Выпрямившись, он огляделся.
— Ты в порядке, бро?
— Черт, нет, — Уайатт наклонился вперед, держась за кровоточащее плечо, — ты опоздал.
— Как по мне, я очень вовремя.
— Пиздеж, ты…
— Проверьте местность. Будьте начеку, — приказал Аттикус. — И найдите Джин и вторую женщину. — Он слышал, как рядом всхлипывает женщина. Когда братья разделились, он изо всех сил попытался сесть.
Услышав, что кто-то бежит, он обернулся посмотреть.
— Черт, — прошипел он, когда мышцы свело от боли. Но потом он с облегчением расслабился.
Джин, появившаяся из темноты между двух валунов, шла прямо к нему.
— Это ты. Я слышала твой голос, — с широко раскрытыми горестными глазами она упала на колени. — О, милый, ты только посмотри на себя.
Она не успела ничего сделать, как Триггер примчался и сбил ее с ног.
Она гладила бесившегося лабрадора связанными руками.

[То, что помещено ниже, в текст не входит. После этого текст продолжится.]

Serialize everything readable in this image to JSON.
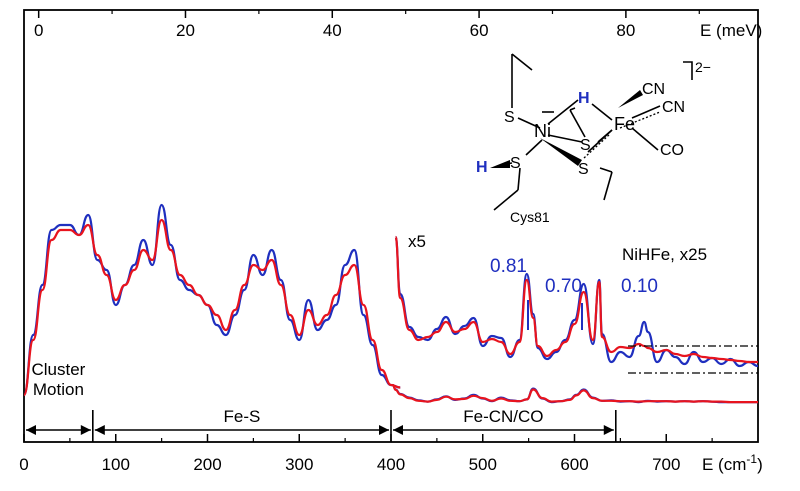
{
  "chart_data": {
    "type": "line",
    "title": "",
    "xlabel_bottom": "E (cm⁻¹)",
    "xlabel_bottom_base": "E (cm",
    "xlabel_bottom_sup": "-1",
    "xlabel_bottom_close": ")",
    "xlabel_top": "E (meV)",
    "xlim_cm": [
      0,
      800
    ],
    "xlim_meV": [
      -2,
      98
    ],
    "xticks_bottom": [
      0,
      100,
      200,
      300,
      400,
      500,
      600,
      700
    ],
    "xticks_top": [
      0,
      20,
      40,
      60,
      80
    ],
    "grid": false,
    "colors": {
      "blue": "#1f2fbf",
      "red": "#e8141e",
      "axis": "#000000"
    },
    "series": [
      {
        "color": "blue",
        "segment": "full-spectrum",
        "x": [
          0,
          10,
          20,
          30,
          40,
          50,
          60,
          70,
          80,
          90,
          100,
          110,
          120,
          130,
          140,
          150,
          160,
          170,
          180,
          190,
          200,
          210,
          220,
          230,
          240,
          250,
          260,
          270,
          280,
          290,
          300,
          310,
          320,
          330,
          340,
          350,
          360,
          370,
          380,
          390,
          400,
          410
        ],
        "y": [
          0,
          12,
          22,
          33,
          34,
          34,
          32,
          36,
          27,
          25,
          18,
          22,
          26,
          31,
          26,
          38,
          30,
          23,
          21,
          20,
          18,
          14,
          12,
          16,
          21,
          28,
          24,
          29,
          23,
          15,
          11,
          19,
          13,
          15,
          18,
          26,
          29,
          16,
          10,
          4,
          2,
          1.5
        ]
      },
      {
        "color": "red",
        "segment": "full-spectrum",
        "x": [
          0,
          10,
          20,
          30,
          40,
          50,
          60,
          70,
          80,
          90,
          100,
          110,
          120,
          130,
          140,
          150,
          160,
          170,
          180,
          190,
          200,
          210,
          220,
          230,
          240,
          250,
          260,
          270,
          280,
          290,
          300,
          310,
          320,
          330,
          340,
          350,
          360,
          370,
          380,
          390,
          400,
          410
        ],
        "y": [
          0,
          11,
          21,
          31,
          33,
          33,
          32,
          34,
          28,
          24,
          19,
          22,
          25,
          29,
          27,
          35,
          29,
          24,
          22,
          20,
          18,
          16,
          13,
          17,
          22,
          26,
          25,
          27,
          22,
          16,
          12,
          17,
          14,
          16,
          20,
          24,
          26,
          18,
          11,
          5,
          2,
          1.5
        ]
      },
      {
        "color": "blue",
        "segment": "x5",
        "x": [
          402,
          405,
          410,
          420,
          430,
          440,
          450,
          460,
          470,
          480,
          490,
          500,
          510,
          520,
          530,
          540,
          548,
          555,
          565,
          575,
          585,
          595,
          602,
          610,
          620,
          630,
          640,
          650,
          660,
          670,
          680,
          690,
          700,
          710,
          720,
          730,
          740,
          750,
          760,
          770,
          780,
          790,
          800
        ],
        "y": [
          40,
          30,
          20,
          12,
          6,
          3,
          8,
          15,
          7,
          10,
          18,
          10,
          4,
          12,
          6,
          4,
          8,
          32,
          10,
          2,
          4,
          8,
          18,
          30,
          12,
          5,
          6,
          3,
          4,
          2,
          5,
          3,
          4,
          3,
          4,
          3,
          4,
          3,
          2,
          2,
          2,
          2,
          2
        ]
      },
      {
        "color": "red",
        "segment": "x5",
        "x": [
          402,
          405,
          410,
          420,
          430,
          440,
          450,
          460,
          470,
          480,
          490,
          500,
          510,
          520,
          530,
          540,
          548,
          555,
          565,
          575,
          585,
          595,
          602,
          610,
          620,
          630,
          640,
          650,
          660,
          670,
          680,
          690,
          700,
          710,
          720,
          730,
          740,
          750,
          760,
          770,
          780,
          790,
          800
        ],
        "y": [
          40,
          29,
          19,
          11,
          5,
          3,
          7,
          14,
          8,
          9,
          16,
          11,
          5,
          10,
          5,
          4,
          8,
          30,
          11,
          3,
          4,
          7,
          17,
          28,
          11,
          5,
          5,
          4,
          4,
          3,
          4,
          4,
          4,
          3,
          4,
          3,
          4,
          3,
          3,
          2,
          2,
          2,
          2
        ]
      },
      {
        "color": "blue",
        "segment": "NiHFe, x25",
        "x": [
          405,
          410,
          420,
          430,
          440,
          450,
          460,
          470,
          480,
          490,
          500,
          510,
          520,
          530,
          540,
          548,
          555,
          560,
          570,
          580,
          590,
          600,
          610,
          620,
          627,
          630,
          640,
          650,
          660,
          670,
          676,
          680,
          690,
          700,
          710,
          720,
          730,
          740,
          750,
          760,
          770,
          780,
          790,
          800
        ],
        "y": [
          155,
          98,
          65,
          55,
          52,
          63,
          75,
          58,
          66,
          74,
          46,
          56,
          54,
          35,
          52,
          118,
          78,
          44,
          33,
          40,
          52,
          72,
          108,
          48,
          112,
          58,
          30,
          40,
          35,
          56,
          70,
          60,
          30,
          42,
          35,
          28,
          40,
          30,
          34,
          28,
          33,
          26,
          30,
          26
        ]
      },
      {
        "color": "red",
        "segment": "NiHFe, x25",
        "x": [
          405,
          410,
          420,
          430,
          440,
          450,
          460,
          470,
          480,
          490,
          500,
          510,
          520,
          530,
          540,
          548,
          555,
          560,
          570,
          580,
          590,
          600,
          610,
          620,
          627,
          630,
          640,
          650,
          660,
          670,
          676,
          680,
          690,
          700,
          710,
          720,
          730,
          740,
          750,
          760,
          770,
          780,
          790,
          800
        ],
        "y": [
          155,
          94,
          62,
          52,
          55,
          60,
          70,
          60,
          63,
          70,
          50,
          53,
          50,
          38,
          50,
          112,
          74,
          46,
          36,
          42,
          50,
          68,
          100,
          52,
          110,
          55,
          40,
          45,
          44,
          48,
          46,
          44,
          40,
          42,
          38,
          36,
          38,
          35,
          34,
          33,
          32,
          31,
          30,
          30
        ]
      }
    ],
    "annotations": {
      "x5": "x5",
      "nihfe": "NiHFe, x25",
      "v1": "0.81",
      "v2": "0.70",
      "v3": "0.10"
    },
    "regions": [
      {
        "label_lines": [
          "Cluster",
          "Motion"
        ],
        "from": 0,
        "to": 75
      },
      {
        "label_lines": [
          "Fe-S"
        ],
        "from": 75,
        "to": 400
      },
      {
        "label_lines": [
          "Fe-CN/CO"
        ],
        "from": 400,
        "to": 645
      }
    ]
  },
  "structure": {
    "charge": "2−",
    "ni": "Ni",
    "fe": "Fe",
    "s1": "S",
    "s2": "S",
    "s3": "S",
    "s4": "S",
    "h1": "H",
    "h2": "H",
    "cn1": "CN",
    "cn2": "CN",
    "co": "CO",
    "residue": "Cys81",
    "minus": "−"
  }
}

Аттикус почувствовал, как камень свалился с души. «Жива. Она жива».
Ну, хорошо. Он повернул ремень вокруг талии и сунул пистолет в кобуру — и это было чертовски больно.
Успокоив собаку, Джин придвинулась ближе.
— Подожди минутку, милая, — Аттикус вытащил нож из ножен на поясе и перерезал веревки, связывавшие ее запястья. И стертые до крови, черт возьми. — Так-то лучше.
— Ты ранен? — ее руки дрожали, когда она расстегивала его разорванную рубашку. Ее беспокойство было на грани истерики, поэтому он позволил ей посмотреть.
Он взглянул на кровавые царапины, покрывавшие грудь. «Чертов гранит».
— Не так сильно, как кажется, детка, — голос царапал горло, как гравий.
Быстро, ободряюще обняв, он отодвинул ее назад и внимательно оглядел.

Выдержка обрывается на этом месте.